これがITFによって認められず紛争になったのですが、CAS(スポーツ仲裁裁判所)は、「should」という文言を重視して、ドイツNOCの判断は認められるとしました。その結果、シュトラーはドイツ代表としてオリンピックに出場しています。
その後、ITFは、その文言を「must select」に変更しました。
もうひとつは、2020年東京大会の事例です。これも、CASのアドホックディヴィジョンの事例です。
この事例は、ジョージアの女子ダブルスペアの出場資格が問題になった事例でした。ジョージアの女子ダブルスペアのカラシニコワとゴルゴゼ両選手は、オリンピック直前に上位選手がウィズドローしたことによって出場できるランキングでした。しかし、彼女らが改訂されたエントリーリストを見ると、自分たちの名前が載っていませんでした。
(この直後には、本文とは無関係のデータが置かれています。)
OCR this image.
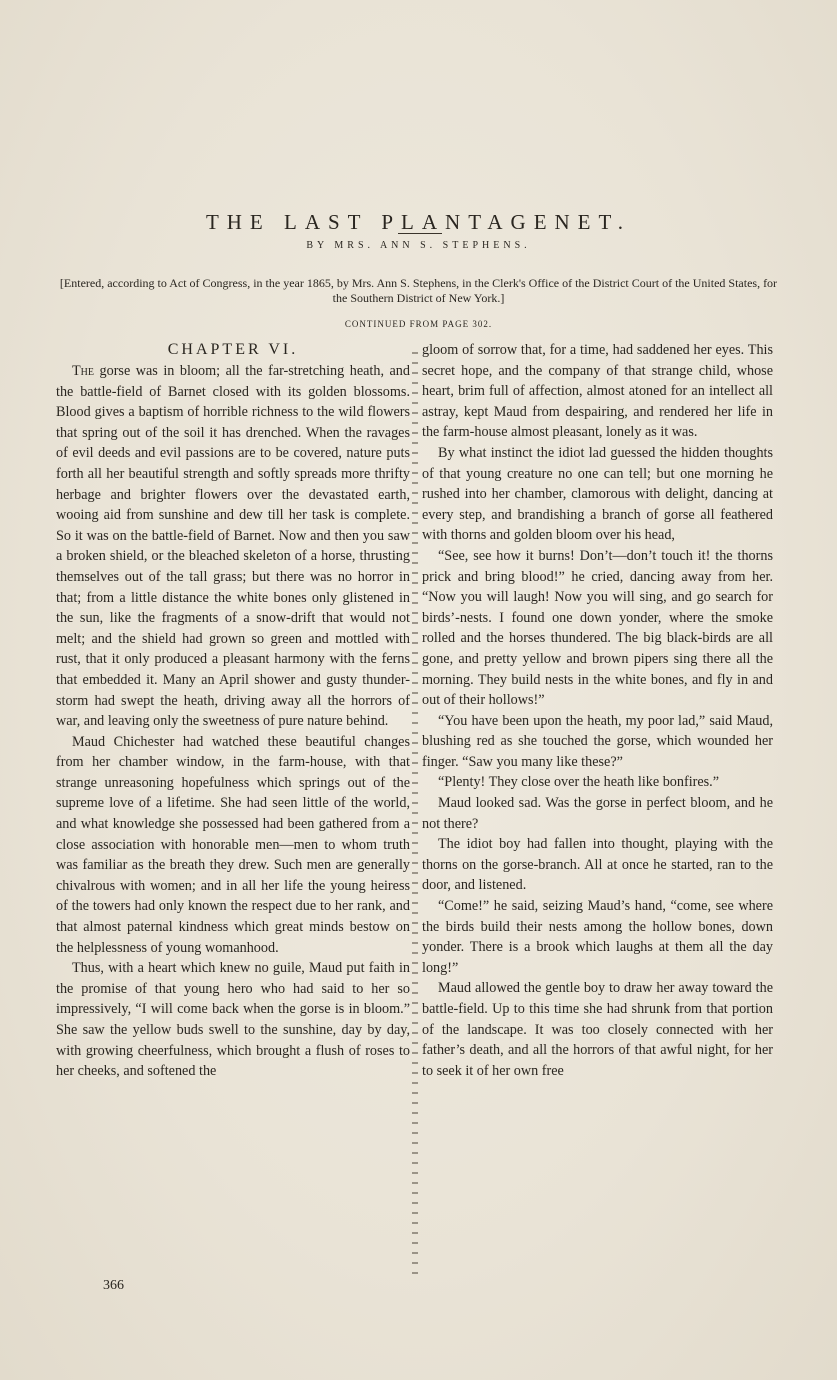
THE LAST PLANTAGENET.
BY MRS. ANN S. STEPHENS.
[Entered, according to Act of Congress, in the year 1865, by Mrs. Ann S. Stephens, in the Clerk's Office of the District Court of the United States, for the Southern District of New York.]
CONTINUED FROM PAGE 302.
CHAPTER VI.

The gorse was in bloom; all the far-stretching heath, and the battle-field of Barnet closed with its golden blossoms. Blood gives a baptism of horrible richness to the wild flowers that spring out of the soil it has drenched. When the ravages of evil deeds and evil passions are to be covered, nature puts forth all her beautiful strength and softly spreads more thrifty herbage and brighter flowers over the devastated earth, wooing aid from sunshine and dew till her task is complete. So it was on the battle-field of Barnet. Now and then you saw a broken shield, or the bleached skeleton of a horse, thrusting themselves out of the tall grass; but there was no horror in that; from a little distance the white bones only glistened in the sun, like the fragments of a snow-drift that would not melt; and the shield had grown so green and mottled with rust, that it only produced a pleasant harmony with the ferns that embedded it. Many an April shower and gusty thunder-storm had swept the heath, driving away all the horrors of war, and leaving only the sweetness of pure nature behind.

Maud Chichester had watched these beautiful changes from her chamber window, in the farm-house, with that strange unreasoning hopefulness which springs out of the supreme love of a lifetime. She had seen little of the world, and what knowledge she possessed had been gathered from a close association with honorable men—men to whom truth was familiar as the breath they drew. Such men are generally chivalrous with women; and in all her life the young heiress of the towers had only known the respect due to her rank, and that almost paternal kindness which great minds bestow on the helplessness of young womanhood.

Thus, with a heart which knew no guile, Maud put faith in the promise of that young hero who had said to her so impressively, “I will come back when the gorse is in bloom.” She saw the yellow buds swell to the sunshine, day by day, with growing cheerfulness, which brought a flush of roses to her cheeks, and softened the

gloom of sorrow that, for a time, had saddened her eyes. This secret hope, and the company of that strange child, whose heart, brim full of affection, almost atoned for an intellect all astray, kept Maud from despairing, and rendered her life in the farm-house almost pleasant, lonely as it was.

By what instinct the idiot lad guessed the hidden thoughts of that young creature no one can tell; but one morning he rushed into her chamber, clamorous with delight, dancing at every step, and brandishing a branch of gorse all feathered with thorns and golden bloom over his head,

“See, see how it burns! Don’t—don’t touch it! the thorns prick and bring blood!” he cried, dancing away from her. “Now you will laugh! Now you will sing, and go search for birds’-nests. I found one down yonder, where the smoke rolled and the horses thundered. The big black-birds are all gone, and pretty yellow and brown pipers sing there all the morning. They build nests in the white bones, and fly in and out of their hollows!”

“You have been upon the heath, my poor lad,” said Maud, blushing red as she touched the gorse, which wounded her finger. “Saw you many like these?”

“Plenty! They close over the heath like bonfires.”

Maud looked sad. Was the gorse in perfect bloom, and he not there?

The idiot boy had fallen into thought, playing with the thorns on the gorse-branch. All at once he started, ran to the door, and listened.

“Come!” he said, seizing Maud’s hand, “come, see where the birds build their nests among the hollow bones, down yonder. There is a brook which laughs at them all the day long!”

Maud allowed the gentle boy to draw her away toward the battle-field. Up to this time she had shrunk from that portion of the landscape. It was too closely connected with her father’s death, and all the horrors of that awful night, for her to seek it of her own free

366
ITFは、彼女らについてエントリーの手続が行われていないといいました。彼女らがジョージアのテニス連盟やジョージアのNOCに問い合わせると、エントリー手続は済ませたという回答でした。けっきょく、裁判の手続の中でどこにミスがあったのかは明らかになりませんでしたが、ITFにエントリーが届いていないことは明らかだったようで、代理人(日本の弁護士です!)の懸命な主張にもかかわらず、ジョージアのダブルスペアの出場は叶いませんでした。
2つの事例を紹介しましたが、このように代表として誰が出るかについての紛争は、オリンピックではとても典型的なものです。
スポーツ仲裁裁判所の特別部の役割は大きく、当地の弁護士を中心にした代理人も活躍しています。北京の冬季五輪も近いですが、こうした視点も知った上で見てみると面白いかも知れません。